Brandon.
4 min readApr 29, 2018

O dia em que tentei me matar

Logo que acordei, naquela sexta-feira, fui ao banheiro e, ao parar em frente ao espelho, me achei muito bonito. "Hey, um dia que começa assim tem tudo para ser ótimo", pensei. Saí e fui para a cozinha preparar um queijo quente com suco de morango, pois, dali a pouco, eu tinha que sair para entregar um frila que passei a madrugada fazendo. Calor insuportável e tomei um banho gelado enquanto, animadamente, dançava ao som do álbum "Music for Pleasure", do Damned. Ótimo dia.

Saí, escolhi a melhor rouba, bota, acessórios e anéis. "Porra! Eu realmente estou bonito hoje". Confiança lá no alto e pronto para sair na rua de cabeça erguida. Entrei no ônibus sorrindo para motorista e cobradora. Lá ia eu, numa boa, para ganhar uma grana e saber se estava tudo certo com o trabalho. Nada poderia me atingir. Cheguei no local e as coisas não poderiam ter sido melhor. Trabalho elogiadidsimo. Feliz, fui almoçar no shopping. QUE DIA DO CARALHO.

Depois de almoçar, saí para pegar o ônibus e me deu uma incontrolável vontade de fumar um cigarro. Estranho. Não fumei. Em pé na parada, com algumas moedas na mão, recebi no rosto a agradável brisa que deixava o calor mais leve. Barulho de carro, pessoas berrando, correria e risadas adolescentes. Entristeci.

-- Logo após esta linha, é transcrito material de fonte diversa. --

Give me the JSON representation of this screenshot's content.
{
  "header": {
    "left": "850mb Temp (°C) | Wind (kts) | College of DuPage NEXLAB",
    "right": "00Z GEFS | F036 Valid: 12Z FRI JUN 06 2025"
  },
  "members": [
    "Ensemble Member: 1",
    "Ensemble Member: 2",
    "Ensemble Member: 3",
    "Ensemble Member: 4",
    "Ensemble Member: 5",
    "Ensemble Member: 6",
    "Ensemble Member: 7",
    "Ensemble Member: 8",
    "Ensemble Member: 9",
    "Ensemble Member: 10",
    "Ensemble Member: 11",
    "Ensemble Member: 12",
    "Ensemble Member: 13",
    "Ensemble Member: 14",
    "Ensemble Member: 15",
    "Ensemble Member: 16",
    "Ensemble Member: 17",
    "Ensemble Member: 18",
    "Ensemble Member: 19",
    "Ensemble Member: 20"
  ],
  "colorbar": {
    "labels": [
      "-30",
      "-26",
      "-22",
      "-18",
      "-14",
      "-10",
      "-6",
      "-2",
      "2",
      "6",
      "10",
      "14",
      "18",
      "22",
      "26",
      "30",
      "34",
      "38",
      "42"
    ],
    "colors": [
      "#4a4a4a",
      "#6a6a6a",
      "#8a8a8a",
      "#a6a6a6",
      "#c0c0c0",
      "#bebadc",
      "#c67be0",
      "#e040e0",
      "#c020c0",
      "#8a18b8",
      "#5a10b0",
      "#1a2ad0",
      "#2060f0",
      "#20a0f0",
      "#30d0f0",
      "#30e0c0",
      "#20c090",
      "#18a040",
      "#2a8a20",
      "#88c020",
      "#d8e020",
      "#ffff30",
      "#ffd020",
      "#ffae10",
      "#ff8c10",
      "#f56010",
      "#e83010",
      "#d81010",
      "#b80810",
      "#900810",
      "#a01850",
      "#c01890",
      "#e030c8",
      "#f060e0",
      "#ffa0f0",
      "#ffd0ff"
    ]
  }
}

- Isso aqui não faz o menor sentido.

Entrei no ônibus e era como se eu estivesse em outra dimensão, pois era como se estivesse desgrudado da realidade. Raiva? Não. Ódio? Também não. Nem tristeza era. Era, de verdade, uma certeza: acabou. Assim. Certeiro. O que eu estava fazendo no mundo? Cheguei em casa e me olhei no espelho. De mim, da casa, da vida e do mundo... Enojei. Desprezei aquela figura que me olhava.

Fui até a cozinha e passei por aquele copo com resto de açúcar vermelho. Eu não lavei? Fui direto na gaveta e peguei uma faca. Encostei no pulso e falei:

- Seria muito mais fácil se eu tivesse coragem de me rasgar agora - e, como consequência, sangrar até morrer sentado nessa cadeira.

Não tive. A sensação de incômodo - e não pertencimento -, no entanto, continuou. Ainda pensei que talvez um banho melhorasse as coisas. Foi o que fiz. Um bom banho morno. Terminei, saí, coloquei uma roupa e me achei horrível. Queria tirar meu corpo como se fosse uma camiseta e sumir. Eu realmente não aguentava mais. Não queria deixar bilhetes... Só queria acabar com aquilo.

Precisava beber. Voltei para a cozinha e peguei uma cerveja. Agora, já no quarto, bebericando como se fosse água, olhei para os meus remédios e sorri: É ISSO! Então, sem muito pensar, passei a engoli-los como se fossem balas. Foram muitos que, misturados ao álcool, dariam conta do recado. Eu estava pouco me fodendo se ia sofrer ou não. Passou algum tempo e efeito algum aconteceu. Deitei e, por coincidência, passava um dos meus filmes favoritos na TV: The Breakfest Club, deitei para assistir e pensei:

"Que bela maneira de morrer"

Dormi.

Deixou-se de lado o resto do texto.